Making, Mining, Marking and Mashing: The Digital Humanities Curriculum in 2025

A Baker-Nord Digital Humanities Event

Mills Kelly

Mills Kelly, Professor of History at George Mason University, will challenge the audience to think about what the humanities curriculum will look like ten years hence. How will advances in digital media change the ways that students learn about and make sense of the humanities, and how should humanities departments begin changing their curricula to prepare students for advanced thinking about the big ideas in the humanities?

Free and open to the public.  Registration Recommended.


About the speaker

Mills Kelly

 

Mills Kelly

Mills Kelly is a professor in the Department of History and Art History at George Mason University.  He is a specialist in the scholarship of teaching and learning in history.
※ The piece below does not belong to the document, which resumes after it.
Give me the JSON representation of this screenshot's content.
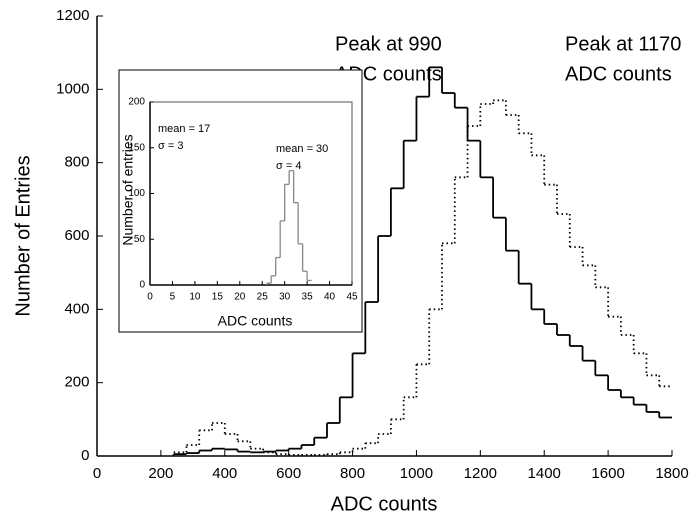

His most recent book, Teaching History in the Digital Age was published by the University of Michigan Press in 2013. He is also the author of more than a dozen articles on the intersection of historical pedagogy and digital humanities.

Kelly is also an associate director of George Mason’s award-winning Roy Rosenzweig Center for History and New Media, where he has been either co-director or principal investigator on three major website projects funded by the National Endowment for the Humanities.

He is a trustee of the Romanian-American Foundation and from 1998-2002 he was Chair of the Board of Directors of the Civic Education Project, an international non-governmental organization working to promote democracy in post-Communist Eastern Europe and the states of the former Soviet Union.